The Nye Beach Writers’ Series welcomes the six performers in "THE MEMORY PLACE," a choreographed literary performance. The show is a combination of f storytelling, dance, comedy, song and drama performed in Portland this past winter to sold-out audiences.
THE MEMORY PLACE layers film, dance and monologue into 10 scenes of memories. Normally, the Nye Beach Writers’ Series hosts just two writers each month, but in this Special Performance, we are privileged to experience a collaborative foray into words and linked pieces expressing perception and memory where love and food and landscape play prominent roles. The result is a tight and meaningful wander through deep conceptual waters presented in a mix of storytelling, dance, comedy, song and drama.
Susan Banyas, a writer and the director of Dreams Well Studio, spent the past several years developing a method for helping performers turn their own personal histories into performing material.
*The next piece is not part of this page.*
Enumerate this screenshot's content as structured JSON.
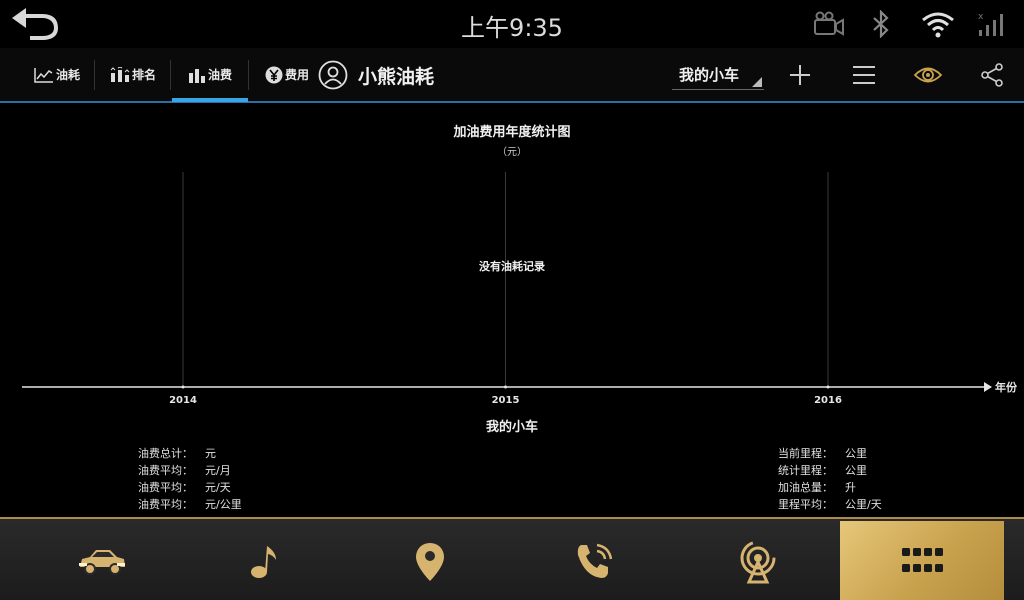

Her title piece, which begins the show, incorporates dance into two love stories evoking 1940s San Francisco.
Elizabeth Tschalaer, a movement artist, performs her bilingual passage from Switzerland to Portland in "Between Places," a haunting and sparse memory drama.
Gregg Bielemeier, dancer and choreographer, recalls a Catholic holy day of his childhood in the dance monologue "Pilgrimage to Crooked Finger," which is as much about the physical images of a story as it is about the story itself. He also provides smooth dance cameos with his signature quirkiness and intuitive awareness of how movement reads on the stage.
Wendy Westerwelle, master storyteller, shines like a diva, casually fanning herself as she recounts the flamboyant characters of Storefront Theatre’s glory days and of her childhood summers at a Jewish resort community.
Steve Sander reflects on discovering the world of sensuality through literature in "The Burrough of Queens," as he recounts his first experiences of erotic literature in a tale woven around family life.
Leanne Grabel shows a polished craft in the beat-poetry saga "The Family That Fate Ate" and paints her landscape — 1950s Stockton, California -- in hilarious detail as she searches for a Bohemia paradise.